Kramer sat up alertly. “How many was there?”
“She didn’t say. Probably two, like usual.”
“Three,” Artie said quickly. “And I’ll bet he wasn’t no Mex, either. Call her back.”
“So it’s all decided about going back?” Rita asked.
“I’ll tell the White House on Monday,” Artie said, watching Chuckie Savant return to the bedroom.
“I don’t understand why Strykker and this other man tried to buy the government case,” she said after a minute. “I mean, what good would that have done? If they had something on him, they still would have come after him, wouldn’t they?”
“Don’t be stupid,” Artie said. “He wanted to find out what they had on him, get his lawyers wise, maybe fix the books. Use your head.”
“I am using my head, and it sounds stupid to me.”
“Yeah? Why’d the Russians steal the atomic bomb? You think that was stupid? Same thing with Nat Strykker. So when the USG dropped it on him, he’d know what it was. What’s so goddamned funny. I’m dying inside and you’re laughing. What’d she say, Chuckie—two or three?”
11.
Ed Donlon and Mary Sifton had had an argument earlier that week.
“Not only is our affair over, but I’m afraid I don’t even like you very much,” she had told him over lunch on Wednesday, conscious of the attention he’d been giving the young waitress. “You have no idea what modernity is all about. You also drink too much. Do you have any idea how much you drink? If you did, you wouldn’t sit there ogl
ing that girl that way—not at one o’clock in the afternoon.”
“Sure I know what modernity is about,” Ed said. “It’s sitting through an idiot play, like the one you’ve got tickets for tonight, or reading some idiot book, like the one you gave me last week, and at the end the writer telling you that you’re an idiot for paying any attention to him, that the human race is an idiot, that history is a sinkhole full of idiots, only he’s not because he’s literate enough to rise above it. That’s modernity.…”
“You’re an incurable romantic. That’s why you drink so much.”
She’d gone to the theater alone. He hadn’t seen her since. His nights were again his own.
On this snowy Washington evening, past and present were inextricably mixed as he fixed his third martini and carried it upstairs with him. He showered and dressed, aware that the house was empty, the room above dark. He had no idea where Grace Ramsey had gone. He’d heard her talking on the phone that afternoon, inquiring about airline schedules.
Downstairs again, he emptied the martini shaker—more there than he had realized—wrapped himself in scarf and overcoat, and stepped out the front door to a lost world miraculously restored. White sculptures lay along the fence palings and tree limbs, wrapped the streets and sidewalks, and recovered long-forgotten memories.
Donlon at nineteen, waiting under the clock at the Biltmore in New York on a snowy Thanksgiving night for an aspiring ballet dancer who never appears.

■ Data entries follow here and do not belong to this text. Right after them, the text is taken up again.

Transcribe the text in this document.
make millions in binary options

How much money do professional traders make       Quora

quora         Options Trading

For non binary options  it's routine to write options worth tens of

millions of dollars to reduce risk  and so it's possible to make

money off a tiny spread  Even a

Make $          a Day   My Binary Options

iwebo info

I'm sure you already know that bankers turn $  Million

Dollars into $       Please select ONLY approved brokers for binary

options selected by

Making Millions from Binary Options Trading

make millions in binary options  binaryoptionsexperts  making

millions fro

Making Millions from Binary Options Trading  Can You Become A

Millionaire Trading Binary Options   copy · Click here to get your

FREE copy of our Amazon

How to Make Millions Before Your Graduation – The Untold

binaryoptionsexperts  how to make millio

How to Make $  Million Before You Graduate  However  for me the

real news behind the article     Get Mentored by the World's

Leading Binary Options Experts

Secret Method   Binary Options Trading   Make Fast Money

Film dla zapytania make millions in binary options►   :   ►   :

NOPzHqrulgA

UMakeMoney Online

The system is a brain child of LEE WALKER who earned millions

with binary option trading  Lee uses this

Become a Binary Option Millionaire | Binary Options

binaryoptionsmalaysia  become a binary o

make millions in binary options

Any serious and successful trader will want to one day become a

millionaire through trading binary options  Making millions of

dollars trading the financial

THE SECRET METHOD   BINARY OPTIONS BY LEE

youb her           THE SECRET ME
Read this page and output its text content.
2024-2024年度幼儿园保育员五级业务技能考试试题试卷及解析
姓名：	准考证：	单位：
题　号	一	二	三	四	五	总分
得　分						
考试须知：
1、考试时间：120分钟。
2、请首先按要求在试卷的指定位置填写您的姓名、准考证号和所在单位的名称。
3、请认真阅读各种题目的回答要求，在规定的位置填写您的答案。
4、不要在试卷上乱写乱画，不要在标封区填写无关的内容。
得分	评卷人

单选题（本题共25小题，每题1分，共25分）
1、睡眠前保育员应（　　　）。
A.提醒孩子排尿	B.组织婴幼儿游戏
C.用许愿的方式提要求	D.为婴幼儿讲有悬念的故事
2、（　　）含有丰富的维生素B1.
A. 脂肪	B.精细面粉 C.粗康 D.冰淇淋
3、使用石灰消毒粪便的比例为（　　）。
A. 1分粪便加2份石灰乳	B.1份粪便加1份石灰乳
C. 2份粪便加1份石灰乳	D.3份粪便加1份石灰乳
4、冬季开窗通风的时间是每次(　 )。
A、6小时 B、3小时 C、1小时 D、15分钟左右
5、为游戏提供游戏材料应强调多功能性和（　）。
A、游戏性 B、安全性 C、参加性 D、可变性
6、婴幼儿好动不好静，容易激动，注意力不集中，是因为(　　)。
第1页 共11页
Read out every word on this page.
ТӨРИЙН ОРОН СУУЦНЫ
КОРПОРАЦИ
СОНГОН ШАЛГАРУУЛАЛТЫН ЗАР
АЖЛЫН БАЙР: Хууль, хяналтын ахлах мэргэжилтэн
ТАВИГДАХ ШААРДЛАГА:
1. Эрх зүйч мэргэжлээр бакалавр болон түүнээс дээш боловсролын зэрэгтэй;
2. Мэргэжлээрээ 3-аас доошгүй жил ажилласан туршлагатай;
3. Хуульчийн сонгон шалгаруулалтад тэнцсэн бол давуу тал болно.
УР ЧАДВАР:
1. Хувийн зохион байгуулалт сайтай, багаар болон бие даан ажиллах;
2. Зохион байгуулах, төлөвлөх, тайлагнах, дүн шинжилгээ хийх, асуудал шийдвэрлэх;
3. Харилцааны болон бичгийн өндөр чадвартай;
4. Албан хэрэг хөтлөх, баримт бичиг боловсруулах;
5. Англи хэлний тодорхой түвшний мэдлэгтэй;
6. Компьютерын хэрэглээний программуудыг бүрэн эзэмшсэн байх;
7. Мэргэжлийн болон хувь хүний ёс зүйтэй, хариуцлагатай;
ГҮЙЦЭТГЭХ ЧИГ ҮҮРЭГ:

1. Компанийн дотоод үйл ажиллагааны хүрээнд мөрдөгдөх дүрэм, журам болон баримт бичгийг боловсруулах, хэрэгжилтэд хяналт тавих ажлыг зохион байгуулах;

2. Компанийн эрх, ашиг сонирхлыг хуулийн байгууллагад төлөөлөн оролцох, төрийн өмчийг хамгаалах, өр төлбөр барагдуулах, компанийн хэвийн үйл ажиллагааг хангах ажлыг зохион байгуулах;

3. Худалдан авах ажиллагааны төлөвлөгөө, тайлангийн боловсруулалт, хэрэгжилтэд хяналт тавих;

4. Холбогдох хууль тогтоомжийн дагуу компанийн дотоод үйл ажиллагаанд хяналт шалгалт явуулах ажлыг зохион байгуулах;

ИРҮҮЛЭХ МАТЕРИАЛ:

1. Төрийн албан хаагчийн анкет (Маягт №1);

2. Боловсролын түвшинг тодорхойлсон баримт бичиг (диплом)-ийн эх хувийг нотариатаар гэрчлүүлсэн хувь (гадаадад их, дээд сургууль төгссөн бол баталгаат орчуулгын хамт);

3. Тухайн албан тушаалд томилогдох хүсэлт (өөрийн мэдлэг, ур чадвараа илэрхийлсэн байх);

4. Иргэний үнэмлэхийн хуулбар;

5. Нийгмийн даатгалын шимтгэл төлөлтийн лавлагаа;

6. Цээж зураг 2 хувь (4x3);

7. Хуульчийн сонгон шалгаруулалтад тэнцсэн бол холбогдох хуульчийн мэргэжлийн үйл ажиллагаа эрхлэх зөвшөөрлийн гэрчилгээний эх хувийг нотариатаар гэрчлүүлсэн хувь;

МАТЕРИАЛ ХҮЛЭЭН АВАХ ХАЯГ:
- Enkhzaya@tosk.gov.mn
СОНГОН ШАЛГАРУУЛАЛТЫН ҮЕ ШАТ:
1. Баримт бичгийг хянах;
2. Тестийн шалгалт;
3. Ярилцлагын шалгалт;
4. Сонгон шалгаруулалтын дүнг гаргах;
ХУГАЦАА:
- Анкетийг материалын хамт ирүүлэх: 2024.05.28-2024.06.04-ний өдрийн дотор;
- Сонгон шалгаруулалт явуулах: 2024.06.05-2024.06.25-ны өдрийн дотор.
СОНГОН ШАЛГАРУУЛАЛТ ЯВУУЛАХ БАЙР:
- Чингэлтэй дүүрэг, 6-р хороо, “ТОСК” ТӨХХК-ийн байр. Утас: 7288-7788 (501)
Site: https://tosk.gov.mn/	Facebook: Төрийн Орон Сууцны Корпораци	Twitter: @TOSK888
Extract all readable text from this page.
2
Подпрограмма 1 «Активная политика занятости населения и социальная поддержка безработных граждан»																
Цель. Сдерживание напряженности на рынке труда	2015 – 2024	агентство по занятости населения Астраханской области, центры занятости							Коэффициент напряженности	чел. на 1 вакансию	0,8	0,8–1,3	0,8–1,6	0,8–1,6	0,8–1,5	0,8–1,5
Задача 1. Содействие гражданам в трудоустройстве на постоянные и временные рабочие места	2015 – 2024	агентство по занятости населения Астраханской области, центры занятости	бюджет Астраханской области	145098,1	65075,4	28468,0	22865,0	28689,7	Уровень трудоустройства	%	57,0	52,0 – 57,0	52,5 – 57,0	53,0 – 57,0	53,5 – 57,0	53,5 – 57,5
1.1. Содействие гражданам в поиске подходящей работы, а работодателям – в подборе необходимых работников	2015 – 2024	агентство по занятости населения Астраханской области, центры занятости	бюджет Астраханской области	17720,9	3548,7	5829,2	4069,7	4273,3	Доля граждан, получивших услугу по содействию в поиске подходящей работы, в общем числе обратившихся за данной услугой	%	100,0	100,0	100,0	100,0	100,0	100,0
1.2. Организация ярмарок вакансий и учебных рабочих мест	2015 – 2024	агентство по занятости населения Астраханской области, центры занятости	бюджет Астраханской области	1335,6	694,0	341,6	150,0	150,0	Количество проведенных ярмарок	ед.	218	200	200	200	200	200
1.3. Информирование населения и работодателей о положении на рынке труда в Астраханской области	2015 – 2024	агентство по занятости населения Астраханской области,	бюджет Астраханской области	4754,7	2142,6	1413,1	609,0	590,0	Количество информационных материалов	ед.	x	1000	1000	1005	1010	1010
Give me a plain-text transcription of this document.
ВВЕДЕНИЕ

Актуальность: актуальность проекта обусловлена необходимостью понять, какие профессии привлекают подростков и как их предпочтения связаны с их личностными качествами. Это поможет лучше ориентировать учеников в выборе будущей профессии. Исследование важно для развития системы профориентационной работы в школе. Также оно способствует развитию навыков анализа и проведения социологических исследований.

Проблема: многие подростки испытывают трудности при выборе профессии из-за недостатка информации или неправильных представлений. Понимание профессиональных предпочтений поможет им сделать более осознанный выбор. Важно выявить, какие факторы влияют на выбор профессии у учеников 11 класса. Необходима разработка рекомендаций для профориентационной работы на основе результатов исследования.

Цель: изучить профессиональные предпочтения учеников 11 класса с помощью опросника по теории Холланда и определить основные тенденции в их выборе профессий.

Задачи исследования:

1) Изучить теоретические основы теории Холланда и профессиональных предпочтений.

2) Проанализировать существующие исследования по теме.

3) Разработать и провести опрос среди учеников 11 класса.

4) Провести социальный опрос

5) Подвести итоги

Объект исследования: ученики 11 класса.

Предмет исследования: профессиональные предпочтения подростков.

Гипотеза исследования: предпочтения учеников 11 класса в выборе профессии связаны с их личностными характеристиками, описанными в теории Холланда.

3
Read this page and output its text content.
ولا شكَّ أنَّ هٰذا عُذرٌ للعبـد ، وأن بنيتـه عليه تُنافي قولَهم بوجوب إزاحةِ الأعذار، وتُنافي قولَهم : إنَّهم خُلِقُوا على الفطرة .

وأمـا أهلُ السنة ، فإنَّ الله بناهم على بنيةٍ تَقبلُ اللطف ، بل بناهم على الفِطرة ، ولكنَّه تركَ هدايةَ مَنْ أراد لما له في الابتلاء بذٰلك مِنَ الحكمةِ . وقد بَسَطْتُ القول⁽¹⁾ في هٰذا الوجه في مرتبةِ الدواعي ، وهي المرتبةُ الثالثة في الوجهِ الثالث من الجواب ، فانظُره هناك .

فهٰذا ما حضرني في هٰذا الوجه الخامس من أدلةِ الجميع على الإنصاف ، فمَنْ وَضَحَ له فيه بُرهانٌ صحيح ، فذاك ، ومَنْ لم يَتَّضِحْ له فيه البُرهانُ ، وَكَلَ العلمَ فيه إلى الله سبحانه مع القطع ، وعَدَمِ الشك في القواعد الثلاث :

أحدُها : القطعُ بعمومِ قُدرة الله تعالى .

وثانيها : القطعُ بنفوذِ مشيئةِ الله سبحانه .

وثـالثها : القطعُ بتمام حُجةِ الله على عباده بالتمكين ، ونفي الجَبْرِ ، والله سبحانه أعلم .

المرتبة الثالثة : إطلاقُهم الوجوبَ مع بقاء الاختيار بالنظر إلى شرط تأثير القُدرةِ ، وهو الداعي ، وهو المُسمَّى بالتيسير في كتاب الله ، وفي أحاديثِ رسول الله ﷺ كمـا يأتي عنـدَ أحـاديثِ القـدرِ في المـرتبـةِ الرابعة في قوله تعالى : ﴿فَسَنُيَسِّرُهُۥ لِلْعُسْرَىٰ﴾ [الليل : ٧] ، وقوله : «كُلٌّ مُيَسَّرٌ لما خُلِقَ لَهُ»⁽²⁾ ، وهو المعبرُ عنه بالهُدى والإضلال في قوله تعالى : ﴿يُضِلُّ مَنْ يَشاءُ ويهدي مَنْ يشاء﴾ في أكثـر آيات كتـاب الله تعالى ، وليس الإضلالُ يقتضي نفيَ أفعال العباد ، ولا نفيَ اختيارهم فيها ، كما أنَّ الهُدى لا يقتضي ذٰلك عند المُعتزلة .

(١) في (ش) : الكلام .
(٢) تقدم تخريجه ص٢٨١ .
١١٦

He goes to a Jean-Louis Barrault movie in the Village instead and picks up an art student in a nearby bar. On a studio couch covered with cat hairs, they make love until four in the morning, when her roommate returns and interrupts to ask if he has any cigarettes. He returns to Princeton on the Sunday afternoon train, flannel suit covered with cat hairs, awed by the power of feminine abstraction.